Lifetime BMI trajectory classes and obesity-related cancer risk in a US retrospective cohort study
Session type: Poster / e-Poster / Silent Theatre session
Body mass index (BMI) is positively associated with increased risk of several adult cancers. There are now ten established obesity-related (OR) cancers listed by the World Cancer Research Fund . The development of many cancers is over years, even decades. It is important to study the association of overweight and obesity measured over a lifetime with cancer incidence.
Latent class longitudinal models are used to cluster BMI trajectories to give a simplified representation of complex longitudinal structures in heterogeneous populations. We derive 5 gender-specific model-based trajectory classes from a US cohort of over 300,000 individuals with 4 recalled BMI meausrements and infer associated obesity-related cancer risk allowing us to model heterogeneity through latent classes of trajectories.
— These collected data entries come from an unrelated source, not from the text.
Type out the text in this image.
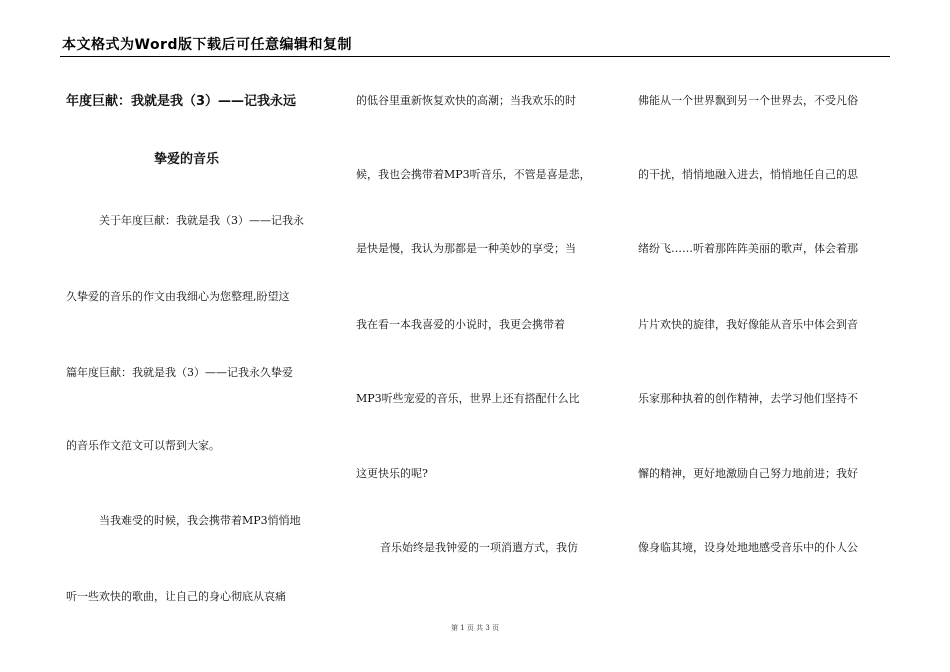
本文格式为Word版下载后可任意编辑和复制
年度巨献：我就是我（3）——记我永远
挚爱的音乐
关于年度巨献：我就是我（3）——记我永
久挚爱的音乐的作文由我细心为您整理,盼望这
篇年度巨献：我就是我（3）——记我永久挚爱
的音乐作文范文可以帮到大家。
当我难受的时候，我会携带着MP3悄悄地
听一些欢快的歌曲，让自己的身心彻底从哀痛
的低谷里重新恢复欢快的高潮；当我欢乐的时
候，我也会携带着MP3听音乐，不管是喜是悲，
是快是慢，我认为那都是一种美妙的享受；当
我在看一本我喜爱的小说时，我更会携带着
MP3听些宠爱的音乐，世界上还有搭配什么比
这更快乐的呢?
音乐始终是我钟爱的一项消遣方式，我仿
佛能从一个世界飘到另一个世界去，不受凡俗
的干扰，悄悄地融入进去，悄悄地任自己的思
绪纷飞……听着那阵阵美丽的歌声，体会着那
片片欢快的旋律，我好像能从音乐中体会到音
乐家那种执着的创作精神，去学习他们坚持不
懈的精神，更好地激励自己努力地前进；我好
像身临其境，设身处地地感受音乐中的仆人公
第 1 页 共 3 页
The majority of the male study population fall into the lean-moderate increase (reference: 68%) and medium-marked increase (25%) where we observe a significant increase in OR cancer risk HR=1.24 [95% CI 1.16,1.32] and higher increases for the lean-marked increase (4%) and heavy-increase (3%) classes with HR=1.50 [95% CI 1.32, 1.70] and HR=1.53 [95% CI 1.32, 1.79] respectively. Most women fall into three classes; lean-moderate increase (41%), lean-stable (reference: 33%) and lean-marked increase (21%) with moderate increases in OR cancer risk; lean-marked increase HR=1.17 [95% CI 1.11,1.24] and HR=1.07 [95% CI 1.01, 1.12] for lean-moderate increase category. We observe null effects of BMI trajectory class for the non-obesity-related cancers in both genders.
BMI trajectories with marked and heavy increases over an individuals lifetime are associated with increase risk of obesity-related cancers which are gender and cancer subtype specific. The lean-stable and lean-moderate increase classes have the lowest obesity-related cancer risk indicating many new obesity-related cancers are avoidable.
 World Cancer Research Fund / American Institute for Cancer Research, “Food, Nutrition, Physical Activity, and the Prevention of Cancer: a Global Perspective.,” Washington DC, 2007.